Actively care for yourself. Remember that you, too, are being buffeted by life in the coronavirus. Maybe adjust your expectations of how much you’re going to get done or how elegantly you’re going to do it. Rather than pushing yourself to the max in your exercise routine, consider engaging in gentler forms of movement to lower the overall stress on your system. Keep returning to the ‘Catch Your Breath’ practices at the beginning of this post. And, importantly, remember that caring for oneself includes letting others care for you.
Why should you focus on self-stewardship? Because a sound and grounded ‘you’ is the best place from which to then extend care to others.
I’m in awe of the things leaders are doing to reach out to their stakeholders. They’re reaching out with simple emails saying “How’s everyone doing?” Holding virtual lunches. Acknowledging the stress of this difficult time and encouraging people to be forgiving of themselves and each other. Spotlighting great work. Mobilizing support for team members in need. One of my clients holds a “Daily 10:15,” a quick virtual staff meeting at 10:15 each morning to connect and strategize for the day ahead. One of my state’s candidates for governor has retooled his campaign machine into a COVID-19 response team for citizens throughout the state.
Again, my client at Windmill did a beautiful job of extending care in that same letter to staff:
“As we end this week, I want to reach out and share my joy with you at some of your work and accomplishments this week….
In closing, our physical health and our mental health are our most precious commodities. Please look after yours and your families’. If you need to adjust your work or need access to any services, please reach out.

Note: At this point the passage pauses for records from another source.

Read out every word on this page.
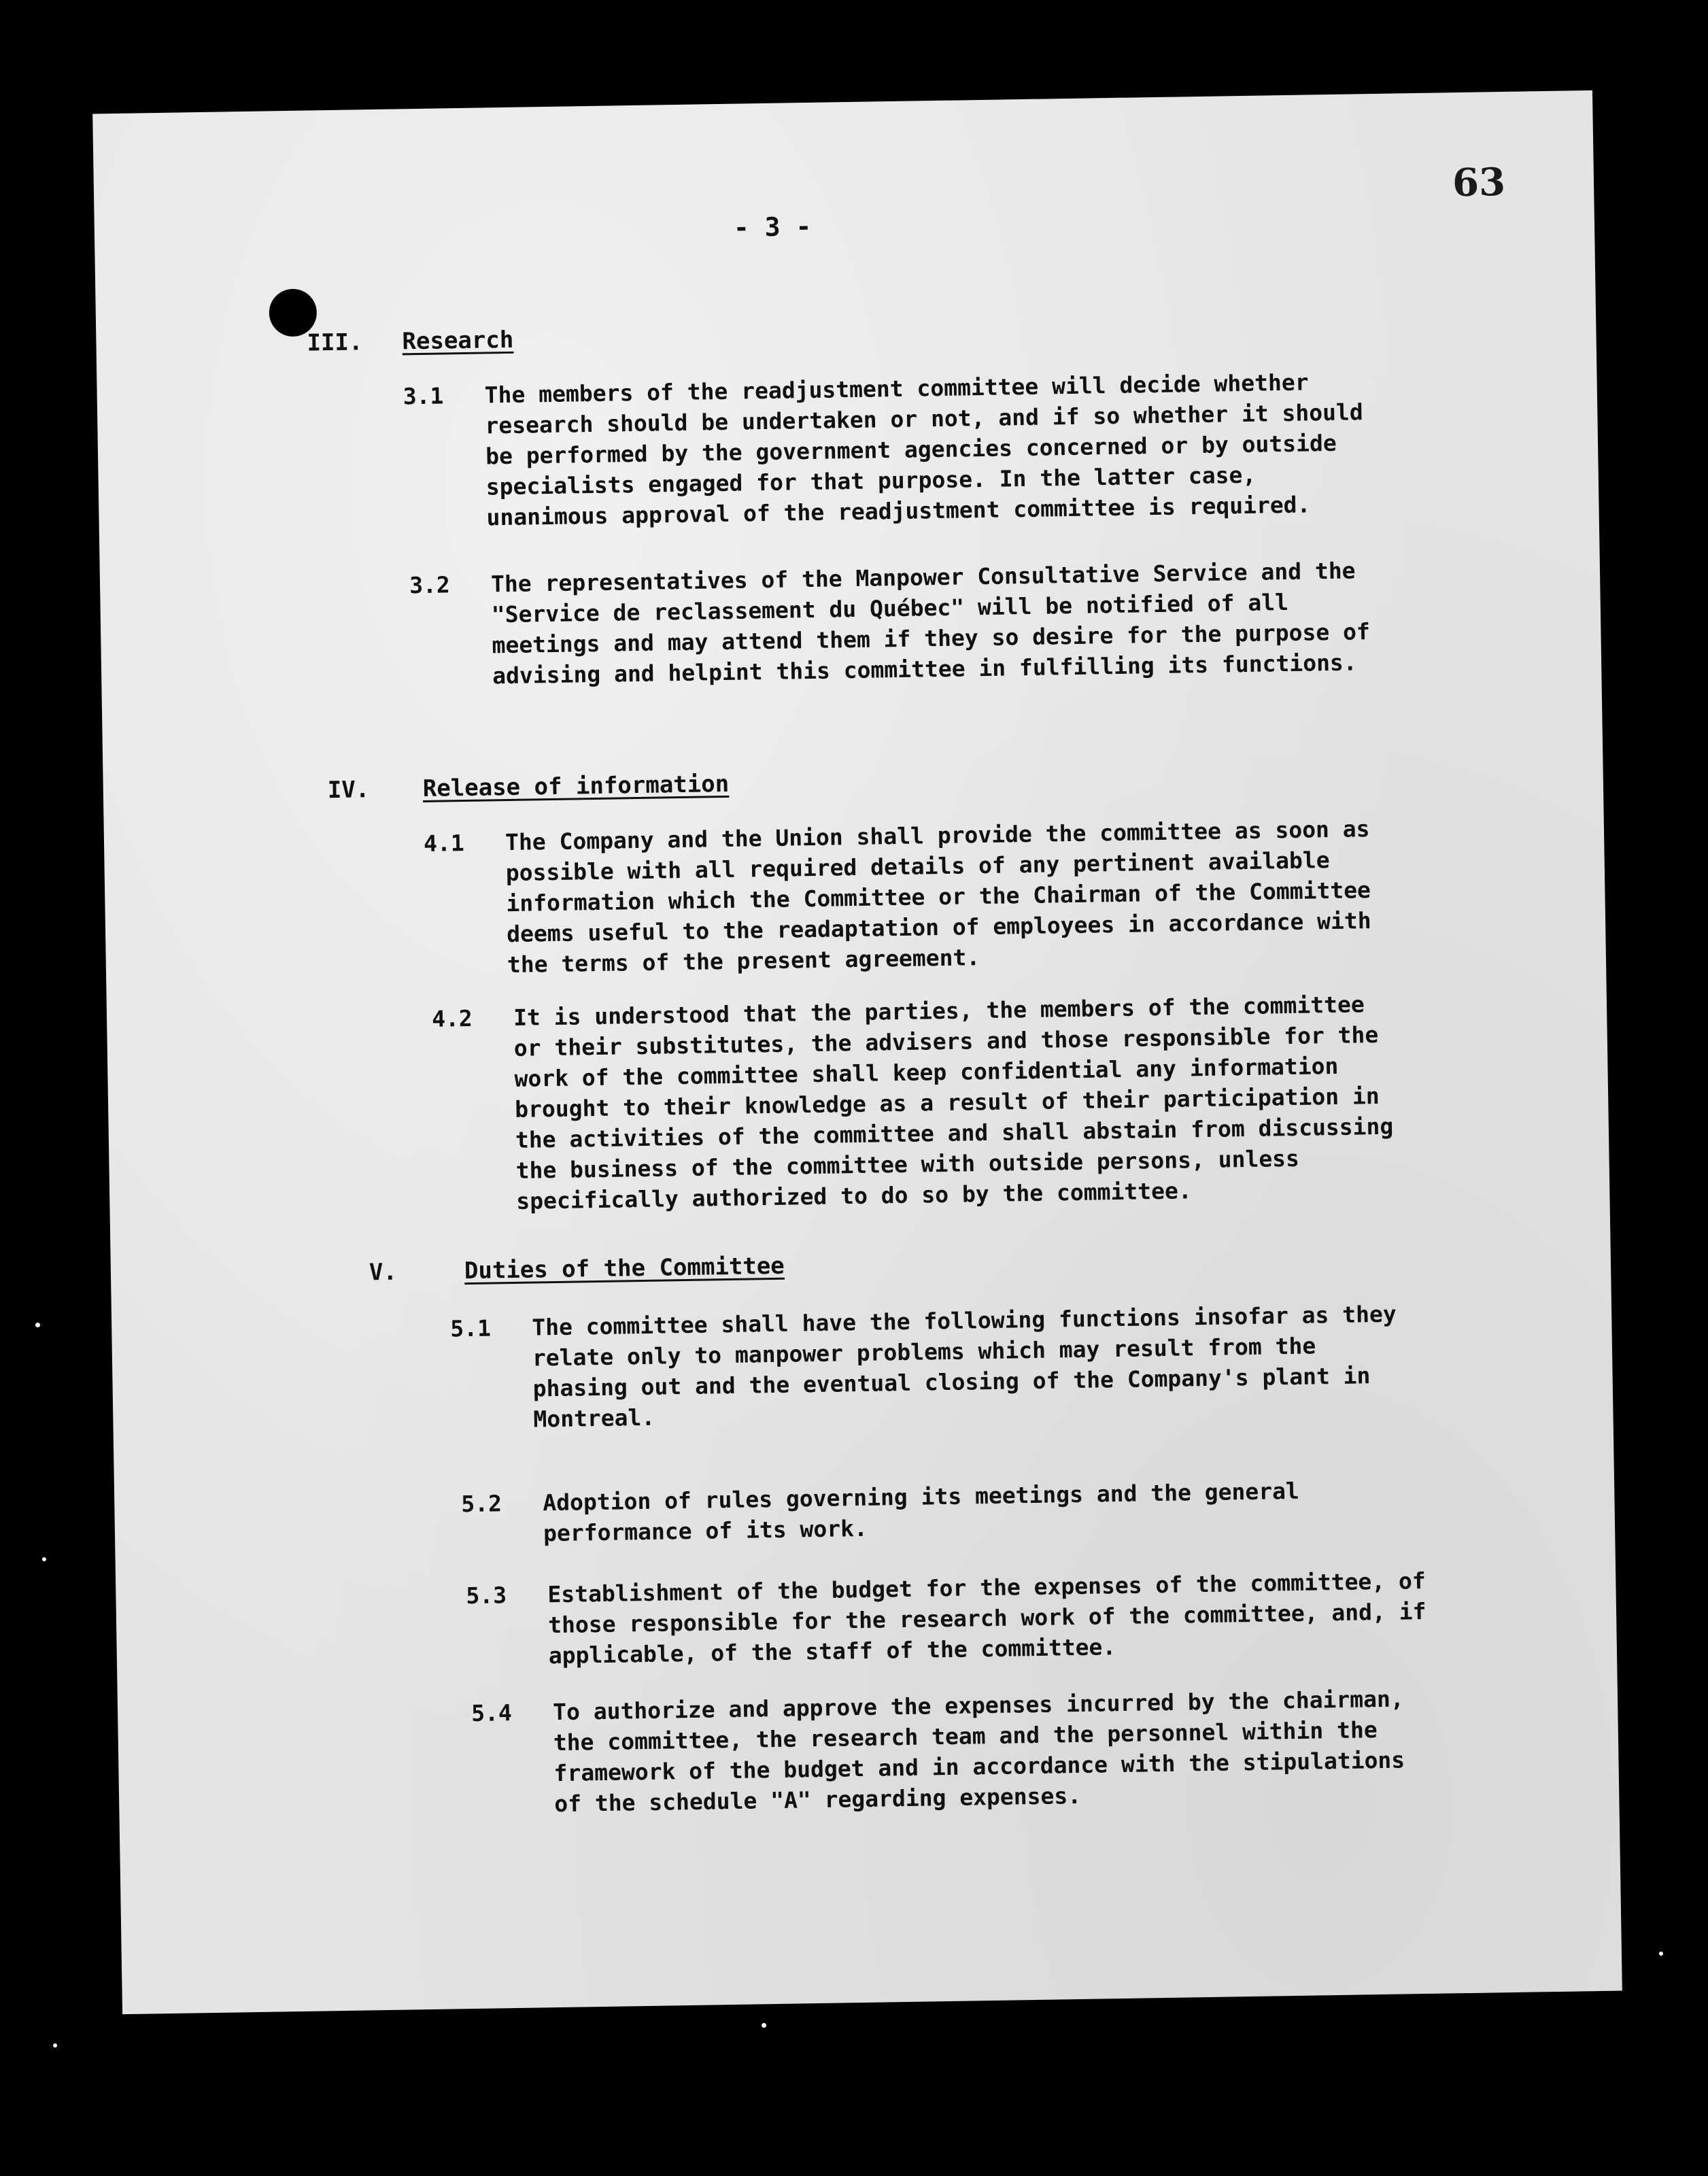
63
- 3 -
III. Research
3.1	The members of the readjustment committee will decide whether research should be undertaken or not, and if so whether it should be performed by the government agencies concerned or by outside specialists engaged for that purpose. In the latter case, unanimous approval of the readjustment committee is required.
3.2	The representatives of the Manpower Consultative Service and the "Service de reclassement du Québec" will be notified of all meetings and may attend them if they so desire for the purpose of advising and helpint this committee in fulfilling its functions.
IV. Release of information
4.1	The Company and the Union shall provide the committee as soon as possible with all required details of any pertinent available information which the Committee or the Chairman of the Committee deems useful to the readaptation of employees in accordance with the terms of the present agreement.
4.2	It is understood that the parties, the members of the committee or their substitutes, the advisers and those responsible for the work of the committee shall keep confidential any information brought to their knowledge as a result of their participation in the activities of the committee and shall abstain from discussing the business of the committee with outside persons, unless specifically authorized to do so by the committee.
V.	Duties of the Committee
5.1	The committee shall have the following functions insofar as they relate only to manpower problems which may result from the phasing out and the eventual closing of the Company's plant in Montreal.
5.2	Adoption of rules governing its meetings and the general performance of its work.
5.3	Establishment of the budget for the expenses of the committee, of those responsible for the research work of the committee, and, if applicable, of the staff of the committee.
5.4	To authorize and approve the expenses incurred by the chairman, the committee, the research team and the personnel within the framework of the budget and in accordance with the stipulations of the schedule "A" regarding expenses.
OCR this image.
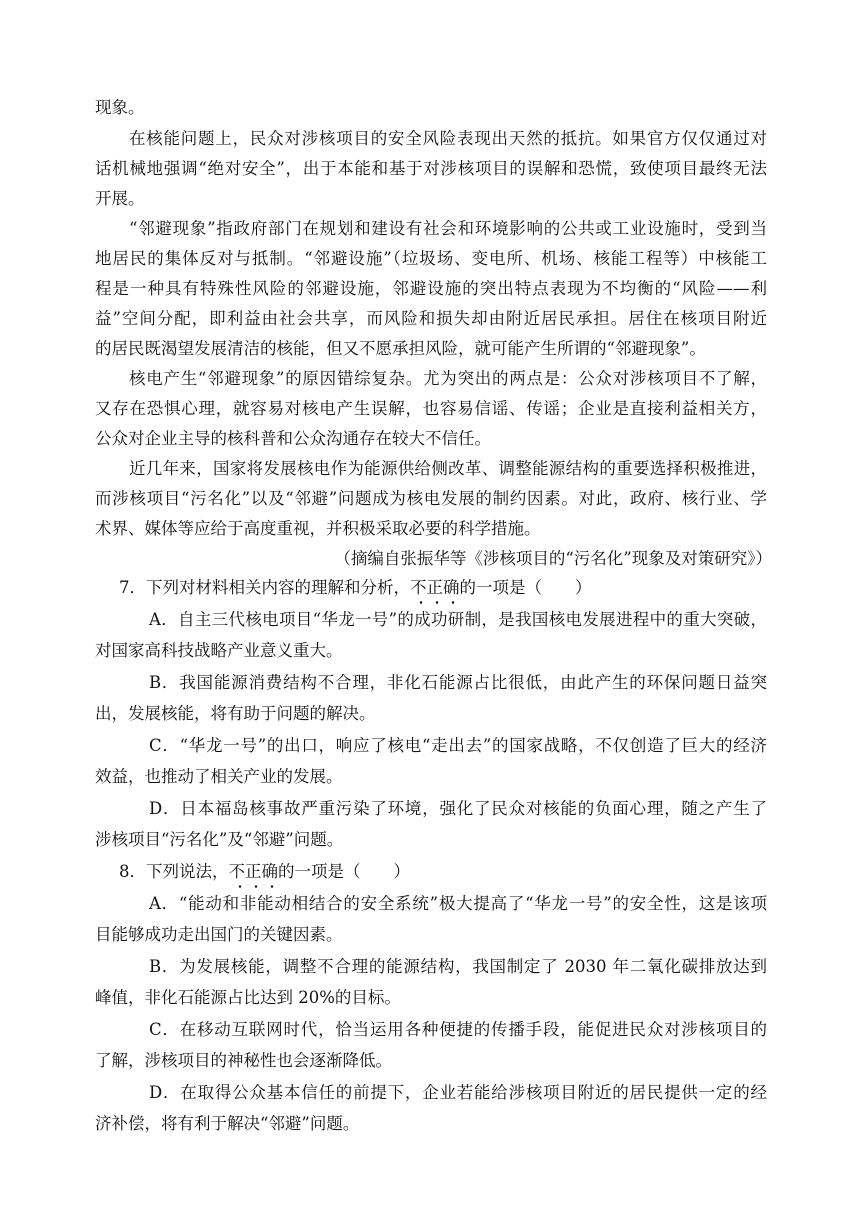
现象。
在核能问题上，民众对涉核项目的安全风险表现出天然的抵抗。如果官方仅仅通过对
话机械地强调“绝对安全”，出于本能和基于对涉核项目的误解和恐慌，致使项目最终无法
开展。
“邻避现象”指政府部门在规划和建设有社会和环境影响的公共或工业设施时，受到当
地居民的集体反对与抵制。“邻避设施”（垃圾场、变电所、机场、核能工程等）中核能工
程是一种具有特殊性风险的邻避设施，邻避设施的突出特点表现为不均衡的“风险——利
益”空间分配，即利益由社会共享，而风险和损失却由附近居民承担。居住在核项目附近
的居民既渴望发展清洁的核能，但又不愿承担风险，就可能产生所谓的“邻避现象”。
核电产生“邻避现象”的原因错综复杂。尤为突出的两点是：公众对涉核项目不了解，
又存在恐惧心理，就容易对核电产生误解，也容易信谣、传谣；企业是直接利益相关方，
公众对企业主导的核科普和公众沟通存在较大不信任。
近几年来，国家将发展核电作为能源供给侧改革、调整能源结构的重要选择积极推进，
而涉核项目“污名化”以及“邻避”问题成为核电发展的制约因素。对此，政府、核行业、学
术界、媒体等应给于高度重视，并积极采取必要的科学措施。
（摘编自张振华等《涉核项目的“污名化”现象及对策研究》）
7．下列对材料相关内容的理解和分析，不正确的一项是（　　）
A．自主三代核电项目“华龙一号”的成功研制，是我国核电发展进程中的重大突破，
对国家高科技战略产业意义重大。
B．我国能源消费结构不合理，非化石能源占比很低，由此产生的环保问题日益突
出，发展核能，将有助于问题的解决。
C．“华龙一号”的出口，响应了核电“走出去”的国家战略，不仅创造了巨大的经济
效益，也推动了相关产业的发展。
D．日本福岛核事故严重污染了环境，强化了民众对核能的负面心理，随之产生了
涉核项目“污名化”及“邻避”问题。
8．下列说法，不正确的一项是（　　）
A．“能动和非能动相结合的安全系统”极大提高了“华龙一号”的安全性，这是该项
目能够成功走出国门的关键因素。
B．为发展核能，调整不合理的能源结构，我国制定了 2030 年二氧化碳排放达到
峰值，非化石能源占比达到 20%的目标。
C．在移动互联网时代，恰当运用各种便捷的传播手段，能促进民众对涉核项目的
了解，涉核项目的神秘性也会逐渐降低。
D．在取得公众基本信任的前提下，企业若能给涉核项目附近的居民提供一定的经
济补偿，将有利于解决“邻避”问题。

We have a benefits plan and paid time off that are there for you when you need it. We can only help our clients and one another when we are healthy, so please look after yourselves.
And thanks for being such a great team. I truly feel blessed to work with each of you and look forward to the time when we can be together in person again. In the meantime, thank you for living Windmill values so well each day.”
The creativity and commitment I see from business and community leaders is giving so much hope and comfort to so many.
What about you?
Normally in this section of my posts, I offer questions for your reflection. But I’m hoping that you will share your experiences, discoveries and strategies in leading through crisis. I also hope you’ll share your struggles and questions. I’d love to update this post with your input.
In the meantime, please take care. Remember to return to the quiet eye of the hurricane to get your bearings. And for all that you’re doing and shouldering, thank you. Please let me know if I can help.